Trickreiche Problemlöser
Abwechslungsreich aber ist das Buch allemal – was eindeutig auch den vielfältigen Erkenntnissen über „den Fisch“ zuzuschreiben ist. Balcombe stellt „unsere Verwandten“ als nicht nur empfindsame, sondern auch als lernfähige Wesen vor. Er liefert Verhaltensbeispiele vielfältiger und anregender Phantasie, schildert kooperatives Agieren, ausgefeilte Kommunikation, beeindruckende Sinnesleistungen, verspielte Anteilnahme. Vom Werkzeuggebrauch war eingangs bereits exemplarisch die Rede, aber dass Fische über teilweise trickreiche Problemlösungsstrategien verfügen beziehungsweise, sich den jeweiligen Umständen anpassend, solche entwickeln können, lässt sie fast als entschlusskräftige Wesen erscheinen. Manches, diese Anmerkung sei gestattet, wirkt so überraschend, dass der lesende Laie nicht sicher unterscheiden kann, was naturwissenschaftlich belegt und was empathieheischende Interpretation ist.

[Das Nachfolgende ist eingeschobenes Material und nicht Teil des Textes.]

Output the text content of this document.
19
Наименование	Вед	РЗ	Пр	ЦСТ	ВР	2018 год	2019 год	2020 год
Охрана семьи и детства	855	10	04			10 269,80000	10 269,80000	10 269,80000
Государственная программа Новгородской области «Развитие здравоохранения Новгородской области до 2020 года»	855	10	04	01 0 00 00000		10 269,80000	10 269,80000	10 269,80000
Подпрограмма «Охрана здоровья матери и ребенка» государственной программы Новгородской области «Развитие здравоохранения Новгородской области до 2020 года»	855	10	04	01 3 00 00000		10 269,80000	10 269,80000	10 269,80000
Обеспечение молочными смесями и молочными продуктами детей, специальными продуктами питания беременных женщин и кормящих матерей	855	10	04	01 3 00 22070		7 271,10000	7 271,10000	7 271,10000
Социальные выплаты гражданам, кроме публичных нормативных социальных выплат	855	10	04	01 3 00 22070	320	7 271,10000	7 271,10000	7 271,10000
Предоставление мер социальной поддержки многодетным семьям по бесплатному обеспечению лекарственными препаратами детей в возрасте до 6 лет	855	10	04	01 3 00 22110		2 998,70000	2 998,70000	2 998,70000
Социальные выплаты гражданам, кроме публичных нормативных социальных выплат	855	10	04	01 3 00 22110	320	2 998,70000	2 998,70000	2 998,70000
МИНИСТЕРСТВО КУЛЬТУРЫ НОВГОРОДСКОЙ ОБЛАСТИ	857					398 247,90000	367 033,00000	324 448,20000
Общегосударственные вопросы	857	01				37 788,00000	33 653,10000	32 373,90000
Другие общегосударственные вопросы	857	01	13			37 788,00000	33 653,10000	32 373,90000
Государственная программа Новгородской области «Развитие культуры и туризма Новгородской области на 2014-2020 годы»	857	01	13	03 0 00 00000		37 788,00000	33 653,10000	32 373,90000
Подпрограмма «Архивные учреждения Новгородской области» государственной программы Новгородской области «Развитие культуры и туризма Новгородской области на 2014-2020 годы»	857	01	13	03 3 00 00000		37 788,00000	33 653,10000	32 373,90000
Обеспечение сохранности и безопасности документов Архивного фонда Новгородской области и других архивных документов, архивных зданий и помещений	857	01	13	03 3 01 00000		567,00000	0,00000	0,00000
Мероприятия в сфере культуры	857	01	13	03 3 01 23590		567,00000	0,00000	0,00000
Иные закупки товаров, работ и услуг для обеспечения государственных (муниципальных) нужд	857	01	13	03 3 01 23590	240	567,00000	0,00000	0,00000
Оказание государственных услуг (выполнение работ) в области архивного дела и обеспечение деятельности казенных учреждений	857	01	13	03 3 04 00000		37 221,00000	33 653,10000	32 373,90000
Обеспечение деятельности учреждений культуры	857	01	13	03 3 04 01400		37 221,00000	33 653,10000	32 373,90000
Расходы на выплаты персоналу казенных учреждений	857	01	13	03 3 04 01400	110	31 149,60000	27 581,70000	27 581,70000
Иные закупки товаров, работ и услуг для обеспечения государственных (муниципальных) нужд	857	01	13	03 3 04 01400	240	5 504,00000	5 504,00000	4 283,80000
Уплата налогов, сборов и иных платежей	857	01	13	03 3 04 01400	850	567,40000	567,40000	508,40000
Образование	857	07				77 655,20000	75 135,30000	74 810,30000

Selbstverständlich kann ein Buch über Fische nicht darauf verzichten, den Umgang des Menschen mit ihnen zu kritisieren. Die häufigsten Zielarten der gigantischen Fangflotten, so Balcombe, seien die vielen Raubfische, folglich seien deren Bestände allein im 20. Jahrhundert „um mehr als zwei Drittel reduziert“ worden. Andererseits erkennt er an, dass indigene Fischergesellschaften „seit Beginn der Geschichte“ mit Wildfischen im Einklang lebten. Dazwischen listet er multiple Fehlverhaltensweisen auf, prangert die Grundschleppnetzfischerei ebenso an wie die mit Langleinen oder Ringwadennetzen, verdammt die künstliche Aufzucht in Aquakulturen und erst recht Auswüchse wie Beifangvernichtung, Geisternetze oder Flossenraub, aber auch das Angeln als Massensport. Und selbst ungefangene Fische sind Opfer des Menschen: Von rund 125.000 entwickelten Industriechemikalien seien mehr als 85.000 bereits in Fischen nachgewiesen worden.
Allerdings kann zu viel Bemühen um Empathie auch zum Verlust der Bodenhaftung führen: Wenn Balcombe nämlich im Bemühen, Fischen „zu einem höheren Stellenwert zu verhelfen“, über Moral und Ethik schreibt und in diesem Zusammenhang vergleichend anmerkt: „Schließlich verwehren wir Menschen mit Entwicklungsstörungen nicht ihre grundlegenden Rechte“ – dann ist das einfach nur daneben. So etwas wertet sein interessantes und ansonsten sehr lesenswertes Buch leider etwas ab.